Ce qu’il y a de bien avec un film sur la préhistoire c’est qu’il peut, factuellement, se montrer daté, l’illusion fera son effet. Les Croods subit difficilement les ravages du temps. A l’instar de Shrek, premier du nom (pourtant sorti 14 ans plus tôt), l’animation est tristement laide, les décors présentent peu de reliefs, c’est une vraie horreur à regarder. Non, Les Croods n’a clairement pas passé l’épreuve du temps. Pourtant, avec un co-réalisateur de la trempe de Chris Sanders (qui avait co-réalisé Dragons trois ans avant et qui garde une sacré gueule, même aujourd’hui), on était en droit d’attendre un univers bien plus riche et étoffé. Que c’est pauvre ! On essaie de se rattacher à la moindre pierre, au moindre grain de poussière. Pour autant, l’aspect austère du monde dans lequel évoluent les personnages n’est pas rebutant. Il n’y a juste rien qui justifie un quelconque émerveillement. Pour un film accusant moins de 10 ans d’existence, il y a de quoi avoir très peur. Et ne parlons même pas des personnages. Ils sont lisses et grossiers. A leur image, certes, mais au regard du budget conséquent du film, on ne peut que se scandaliser devant un tel travail bâclé. Les Croods est un film moche, véritablement moche.

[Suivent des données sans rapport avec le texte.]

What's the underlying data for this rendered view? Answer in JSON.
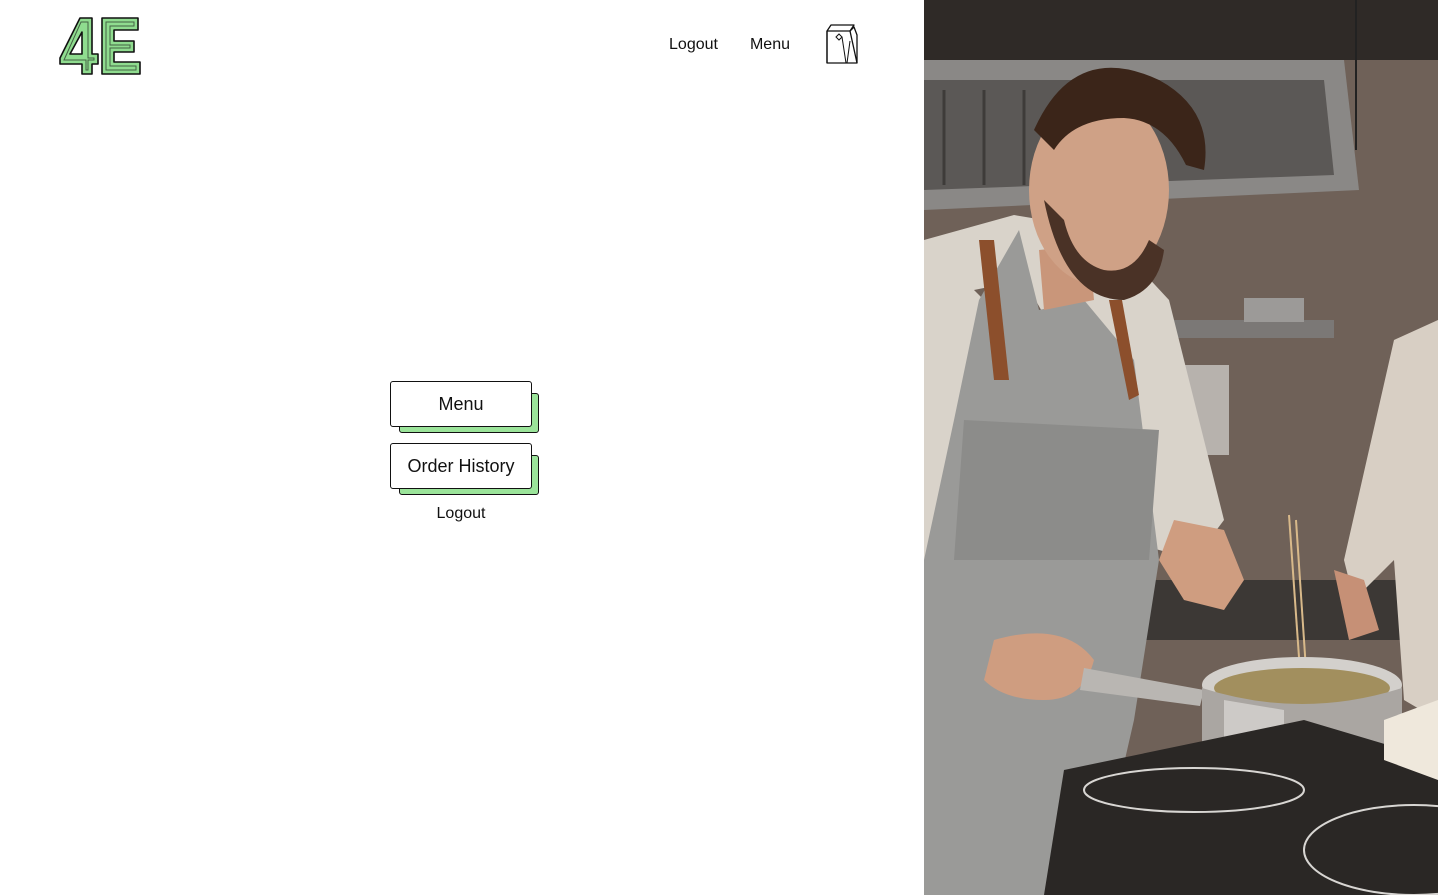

Fort heureusement, et c’est probablement la seule raison qui a donné naissance à sa suite, les personnages sont attachants. La richesse de l’écriture permet d’oublier le fait que Les Croods souillent sérieusement nos rétines. Le film décortique les mœurs familiales avec une simplicité redoutable. Il démêle des arcs narratifs compliqués entre la figure paternelle qui veut garder l’autorité coûte que coûte, la fille aînée guidée par ses besoins d’émancipation, la mère soumise en apparence et qui gère le reste du troupeau d’une main de maître, la grand-mère au passé trouble qui préfère se taire plutôt que de remuer d’éventuels douloureux souvenirs… Il y a des choses très intéressantes qui sont traitées au sein du film. Le tout est emballé dans un humour salvateur propre aux studios Dreamworks. Les vannes méta fusent dans tous les sens, c’est un vrai régal pour les zygomatiques, qu’ils soient enfants ou adultes. Voilà pourquoi Les Croods reste, malgré tout, comme une valeur sûre du catalogue Dreamworks Animation, il réunit sans problème petits et grands et permet à chacun d’y trouver une satisfaction certaine. On appréciera grandement sa déconstruction familiale comme évolution inévitable, qui est un sujet hautement qualitatif. Loin du tire-larme facile (on est plus proche d’un niveau intellectuel des Tuche que d’un Captain Fantastic question gestion de la sphère familiale), Les Croods temporise ses propos (entre deux vannes puériles) en remettant perpétuellement son héros masculin en question. En dépit de sa peur du changement, Grug sera bien obligé d’admettre qu’il devra évoluer, se libérer des carcans de son héritage génétique et remettre en question les bienfaits de son éducation afin de prouver à sa fille qu’il l’aime et d’enfin avouer qu’il vivait selon des préceptes archaïques. L’amour d’un père passe avant tout, et en ce sens, Les Croods transmet parfaitement le message.

En définitive, bien qu’il soit loin de se valoir à Shrek (on en revient toujours à la même référence), Les Croods reste un spectacle suffisamment plaisant pour demeurer encore dans nos mémoires aujourd’hui. C’est moche visuellement, mais c’est drôle et loin d’être bête.